If your dog doesn’t finish their plate they are either ill or they know you are going to feed them better food from the table
Don’t automatically finish your plate. The plate is arbitrary. Often you fill it just because. Often someone else fills it. If you had a smaller plate you’d put less food on it. A plate is for carrying food not for measuring food. So eat, be present, be aware, when you are full, stop eating. This may be halfway through the plate, the entire plate or a plate and a half. All of the above are fine. But automatically finishing your plate is what your dog does (with the typical canine licking of the corners). I appreciate we have been trained in this since childhood but it’s a habit we need to break. And don’t worry about wasting food. If it’s already on your plate it’s already wasted – if you throw it away it’s wasted, if you eat it and didn’t want or need it, it’s still wasted (you just now have to deal with it). The best way to avoid waste is to put less on your plate in the first place.
Don’t beg or whine for food
You know what it’s like – the puppy eyes, the sad sounds. Lifting their little cute fluffy paws. They haven’t eaten for nearly 10 minutes and are DESPERATE for food.
Don’t do it.
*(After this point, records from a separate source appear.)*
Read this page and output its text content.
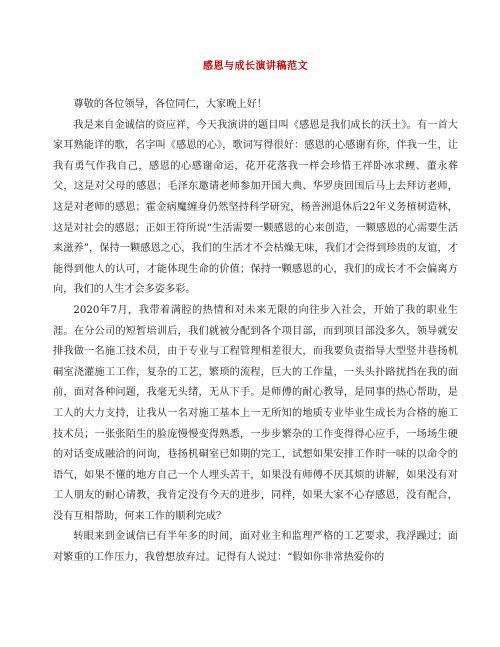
感恩与成长演讲稿范文

尊敬的各位领导，各位同仁，大家晚上好！

我是来自金诚信的资应祥，今天我演讲的题目叫《感恩是我们成长的沃土》。有一首大家耳熟能详的歌，名字叫《感恩的心》，歌词写得很好：感恩的心感谢有你，伴我一生，让我有勇气作我自己，感恩的心感谢命运，花开花落我一样会珍惜王祥卧冰求鲤、董永葬父，这是对父母的感恩；毛泽东邀请老师参加开国大典、华罗庚回国后马上去拜访老师，这是对老师的感恩；霍金病魔缠身仍然坚持科学研究，杨善洲退休后22年义务植树造林，这是对社会的感恩；正如王符所说“生活需要一颗感恩的心来创造，一颗感恩的心需要生活来滋养”，保持一颗感恩之心，我们的生活才不会枯燥无味，我们才会得到珍贵的友谊，才能得到他人的认可，才能体现生命的价值；保持一颗感恩的心，我们的成长才不会偏离方向，我们的人生才会多姿多彩。

2020年7月，我带着满腔的热情和对未来无限的向往步入社会，开始了我的职业生涯。在分公司的短暂培训后，我们就被分配到各个项目部，而到项目部没多久，领导就安排我做一名施工技术员，由于专业与工程管理相差很大，而我要负责指导大型竖井巷扬机硐室浇灌施工工作，复杂的工艺，繁琐的流程，巨大的工作量，一头头扑路扰挡在我的面前，面对各种问题，我毫无头绪，无从下手。是师傅的耐心教导，是同事的热心帮助，是工人的大力支持，让我从一名对施工基本上一无所知的地质专业毕业生成长为合格的施工技术员；一张张陌生的脸庞慢慢变得熟悉，一步步繁杂的工作变得得心应手，一场场生硬的对话变成融洽的问询，巷扬机硐室已如期的完工，试想如果安排工作时一味的以命令的语气，如果不懂的地方自己一个人埋头苦干，如果没有师傅不厌其烦的讲解，如果没有对工人朋友的耐心请教，我肯定没有今天的进步，同样，如果大家不心存感恩，没有配合，没有互相帮助，何来工作的顺利完成？

转眼来到金诚信已有半年多的时间，面对业主和监理严格的工艺要求，我浮躁过；面对繁重的工作压力，我曾想放弃过。记得有人说过：“假如你非常热爱你的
Hunger is largely in your head. There are some physical symptoms for sure (rumbling tummy etc.) but these are more likely down to habit and routine than any real NEED for fuel. Using ‘hunger’ as a hard and fast rule is a mistake. Hunger is natural sensation, contrary to popular belief, if unlikely to kill us. In the modern world, we are not used to it. The second we get hungry we start to panic and go and find some calorie-packed ‘snack’ (usually in the region of 800 or more calories). Phew. WE’re good for another hour.
The main issue with it is that we are not used to it. Realistically, most of us have enough fuel stored on our bodies as body fat to last for months. We literally don’t NEED food for that time (think cavemen in the winter or hibernating bears using body fat for food). There was even a study of an overweight chap who fasted for over a year (it was medically supervised and I don’t recommend it BUT it proves a point – here is a link to the study and my review of it). He was fine. He even stopped getting hungry after a few days (it’s a habit).
My point.
Learn about hunger and how you react to it.
Embrace it.
At the very least, don’t fear it.
Some people may feel a little shaky or lightheaded when they get hungry. This is most likely just your body getting used to the process of accessing its own stores (body fat). You’ve not had to do it for a few years so you may want to let your body off for struggling?